But FDA experts and others said the data doesn’t support that view. In closing arguments, Peter Stein, director of the Office of New Drugs at the FDA’s Center for Drug Evaluation and Research, agreed on the urgent need for a drug to reduce the incidence of premature birth, one of the leading causes of infant mortality in the United States. But he said the data indicates Makena is not that drug.
“Hope is a reason to keep looking for options that are effective,” he said. “Hope is not a reason to take a drug that has not been shown to be effective or to keep it on the market.”
The recommendations of the independent advisory panel are not binding, although the agency generally follows their advice. Removing a drug from the market is a very unusual step.
The three-day hearing was an emotional one for both members of the public and members of the Advisory Committee on Obstetrics, Reproduction and Urologic Medicines.
Several health groups supported keeping Makena on the market while more studies are done, concerned that removing it could deepen racial health disparities. “We believe that removing access will have a detrimental impact on the health of women and birth givers at risk of recurrent preterm birth and will not affect all women equally,” said Martha Nolan, senior policy advisor for HealthyWomen. , a nonprofit reproductive health group focused on helping women make informed decisions about their care.
Members of the panel, which is made up of maternal health experts, neonatologists, statisticians and other experts, recounted their distress over data from a large trial of Makena that showed no benefit for the drug when there are no good alternatives for women with high risk. to deliver early.
“I’m so disappointed. … I wish we weren’t sitting here today,” one member said.
Another, Esther Eisenberg, a reproductive endocrinologist, said she supported withdrawing the drug, “but I’m very conflicted.
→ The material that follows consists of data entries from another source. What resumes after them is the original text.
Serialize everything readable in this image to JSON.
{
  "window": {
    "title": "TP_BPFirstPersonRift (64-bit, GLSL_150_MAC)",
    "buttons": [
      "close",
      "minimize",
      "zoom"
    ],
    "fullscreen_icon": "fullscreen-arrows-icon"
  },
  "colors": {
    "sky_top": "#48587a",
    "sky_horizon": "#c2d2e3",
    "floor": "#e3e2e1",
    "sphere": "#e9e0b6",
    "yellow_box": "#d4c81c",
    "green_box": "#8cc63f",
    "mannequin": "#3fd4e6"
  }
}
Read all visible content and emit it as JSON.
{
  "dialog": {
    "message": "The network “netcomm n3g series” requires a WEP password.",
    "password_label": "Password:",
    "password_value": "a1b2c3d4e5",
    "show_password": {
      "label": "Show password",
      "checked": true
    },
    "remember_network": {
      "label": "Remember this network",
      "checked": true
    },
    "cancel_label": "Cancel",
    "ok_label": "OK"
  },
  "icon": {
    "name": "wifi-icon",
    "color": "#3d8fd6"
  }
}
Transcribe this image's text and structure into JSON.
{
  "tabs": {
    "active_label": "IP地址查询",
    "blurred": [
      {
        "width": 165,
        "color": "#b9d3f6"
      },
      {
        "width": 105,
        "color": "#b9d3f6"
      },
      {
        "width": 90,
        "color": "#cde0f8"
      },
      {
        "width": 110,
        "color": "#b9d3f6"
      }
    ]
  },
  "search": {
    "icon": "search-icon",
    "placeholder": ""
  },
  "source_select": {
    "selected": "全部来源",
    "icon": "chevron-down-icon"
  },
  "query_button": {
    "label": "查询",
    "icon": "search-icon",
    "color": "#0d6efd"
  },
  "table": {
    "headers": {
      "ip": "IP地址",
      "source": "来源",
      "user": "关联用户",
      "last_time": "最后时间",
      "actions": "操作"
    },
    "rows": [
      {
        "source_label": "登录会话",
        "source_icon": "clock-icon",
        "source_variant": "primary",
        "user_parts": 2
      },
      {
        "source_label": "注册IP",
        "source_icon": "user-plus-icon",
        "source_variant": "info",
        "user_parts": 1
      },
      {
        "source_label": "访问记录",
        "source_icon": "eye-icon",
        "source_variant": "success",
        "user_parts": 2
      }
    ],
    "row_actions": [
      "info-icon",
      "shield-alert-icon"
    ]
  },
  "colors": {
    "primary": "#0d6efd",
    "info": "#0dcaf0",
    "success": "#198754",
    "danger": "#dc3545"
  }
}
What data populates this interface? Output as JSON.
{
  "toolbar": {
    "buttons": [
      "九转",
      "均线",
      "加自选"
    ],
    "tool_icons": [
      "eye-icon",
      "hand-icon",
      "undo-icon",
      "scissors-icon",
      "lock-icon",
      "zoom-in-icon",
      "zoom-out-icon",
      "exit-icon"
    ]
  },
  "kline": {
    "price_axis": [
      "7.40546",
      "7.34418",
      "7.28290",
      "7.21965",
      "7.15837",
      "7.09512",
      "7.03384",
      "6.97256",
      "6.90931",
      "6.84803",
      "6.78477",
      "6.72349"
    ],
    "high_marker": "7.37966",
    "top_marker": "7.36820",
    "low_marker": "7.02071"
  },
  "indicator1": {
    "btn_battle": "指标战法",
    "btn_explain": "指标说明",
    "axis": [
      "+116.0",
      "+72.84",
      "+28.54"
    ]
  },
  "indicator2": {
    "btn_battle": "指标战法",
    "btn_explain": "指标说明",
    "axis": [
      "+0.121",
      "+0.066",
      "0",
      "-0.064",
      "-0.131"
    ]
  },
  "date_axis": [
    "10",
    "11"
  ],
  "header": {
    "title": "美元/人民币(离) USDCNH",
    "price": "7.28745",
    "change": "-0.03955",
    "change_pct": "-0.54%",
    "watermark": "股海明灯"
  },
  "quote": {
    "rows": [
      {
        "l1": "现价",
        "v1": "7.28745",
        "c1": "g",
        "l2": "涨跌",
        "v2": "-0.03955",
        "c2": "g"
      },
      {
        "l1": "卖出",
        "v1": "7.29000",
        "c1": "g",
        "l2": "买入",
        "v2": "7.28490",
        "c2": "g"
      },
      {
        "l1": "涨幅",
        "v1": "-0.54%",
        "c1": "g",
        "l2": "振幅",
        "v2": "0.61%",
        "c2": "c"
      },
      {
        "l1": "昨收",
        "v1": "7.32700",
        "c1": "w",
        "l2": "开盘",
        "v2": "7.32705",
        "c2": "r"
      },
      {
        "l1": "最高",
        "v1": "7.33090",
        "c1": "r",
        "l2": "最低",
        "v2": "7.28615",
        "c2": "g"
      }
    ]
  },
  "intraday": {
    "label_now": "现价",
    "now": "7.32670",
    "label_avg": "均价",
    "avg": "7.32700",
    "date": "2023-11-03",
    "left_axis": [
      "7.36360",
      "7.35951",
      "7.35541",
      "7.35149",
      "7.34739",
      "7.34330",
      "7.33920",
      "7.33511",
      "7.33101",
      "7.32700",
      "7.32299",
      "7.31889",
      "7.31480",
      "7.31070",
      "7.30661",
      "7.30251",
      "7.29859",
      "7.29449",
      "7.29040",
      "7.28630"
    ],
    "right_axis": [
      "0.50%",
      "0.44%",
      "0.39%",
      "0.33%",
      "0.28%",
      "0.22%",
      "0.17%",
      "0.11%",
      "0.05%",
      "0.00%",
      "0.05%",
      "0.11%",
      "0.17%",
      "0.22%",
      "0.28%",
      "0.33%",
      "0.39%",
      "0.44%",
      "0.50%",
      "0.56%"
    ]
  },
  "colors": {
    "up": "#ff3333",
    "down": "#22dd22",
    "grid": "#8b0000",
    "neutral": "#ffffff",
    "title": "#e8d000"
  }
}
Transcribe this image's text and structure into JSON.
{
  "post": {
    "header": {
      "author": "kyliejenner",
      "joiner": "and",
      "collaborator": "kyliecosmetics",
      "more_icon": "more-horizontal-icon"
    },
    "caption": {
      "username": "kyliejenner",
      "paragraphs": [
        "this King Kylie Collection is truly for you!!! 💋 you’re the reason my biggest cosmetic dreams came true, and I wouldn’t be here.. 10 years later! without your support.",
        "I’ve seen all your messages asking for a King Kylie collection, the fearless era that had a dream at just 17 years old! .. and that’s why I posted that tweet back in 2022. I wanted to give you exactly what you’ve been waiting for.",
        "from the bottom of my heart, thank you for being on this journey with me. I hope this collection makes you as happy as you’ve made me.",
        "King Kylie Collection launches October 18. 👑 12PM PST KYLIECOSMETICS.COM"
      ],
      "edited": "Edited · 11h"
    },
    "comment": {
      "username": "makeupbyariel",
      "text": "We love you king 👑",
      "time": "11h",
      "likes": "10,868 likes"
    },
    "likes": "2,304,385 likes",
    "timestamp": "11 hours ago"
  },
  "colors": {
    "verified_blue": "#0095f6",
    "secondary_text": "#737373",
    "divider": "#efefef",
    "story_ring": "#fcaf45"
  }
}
This is a very, very difficult question.”
Cassandra Henderson, a maternal-fetal medicine specialist in New York City who was the only member of the panel to argue that the large clinical trial held promise for some subgroups of patients and who voted to keep the drug on the market, said that she was concerned about the underrepresentation of minority women on trial, as “we know that race is kind of a proxy for racism and all structural inequalities.”
Drugmaker Covis Pharma and its sponsors have argued that the study may have lost its benefit in high-risk populations in the United States because the participants were mostly Eastern European and only 7 percent black. in a presentation With the FDA, the drug company called the latest trial “flawed,” not only because of its racial demographics, but also because the population was low risk and women had access to national health care systems that differ greatly from those complex fragmented systems. system in the United States.
Raghav Chari, chief innovation officer at Covis Pharma, had testified that the company was willing to work with the agency to limit the use of Makena to only “a higher risk target population” and would also agree to stop active promotion of the drug. .
He called this a “practical approach” that would allow individual doctors, in consultation with their patients, to make decisions about whether use of the drug might be helpful.
“We are not proposing that race biologically differentiates patients,” he said Wednesday. “At the same time, it is well documented that preterm birth disproportionately affects black and other minority women in the United States. These and other social determinants of risk are factors in defining the highest-risk population in which Makena is most likely to be effective.”
But Joseph Alukal, a urologist who is director of men’s health at NewYork-Presbyterian/Columbia University Irving Medical Center, suggested that the racial inequality argument “implies that the drug is effective and implies that the drug is safe” when in fact We don’t have an answer on what.
Makena was approved by the FDA in 2011 under an accelerated approval program for drugs that treat serious conditions for which there are no treatments. Drug manufacturers are then required to conduct studies confirming the drug’s benefits in order to continue selling the drug. But the debate over the effectiveness of Makena more than a decade after its approval underlines the complexities of that program, highlighting how it can take years for the agency to remove a drug from the market even if officials believe it is ineffective.
In the case of Makena, the FDA’s Center for Drug Evaluation and Research proposed withdrawal of the market in October 2020, a move that followed a 9-7 vote by an expert advisory panel past year withdraw it from the market based on the disappointing results of a large confirmatory study. But regulatory requirements, as well as the pandemic, have slowed the process.
The FDA’s Stein argued that leaving Makena on the market for limited use “would change the intent of the fast track.” He argued that “in the absence of evidence of effectiveness, we are left only with risk. The benefit-risk balance for Makena is not favorable”.
Francesco Tallarico, head of policy and government affairs at Covis, said the company was “obviously very disappointed” with the advisory committee’s vote. The company will “continue to have a dialogue” with the FDA before making decisions about whether to move forward with a new randomized controlled trial, he said.
The FDA’s decision will not come immediately. Within 45 days of the publication of the hearing transcript, the meeting chair, Celia M. Witten, deputy director of the FDA’s Center for Biological Evaluation and Research, will publish a report on the panel’s recommendations that also contains their own views.
Then the evaluation and research center and Covis will have 45 days to comment. Later, FDA Commissioner Robert Califf and the agency’s chief scientist will review the information and make a decision, which they “plan to make … quickly,” said FDA spokeswoman Shannon Hatch.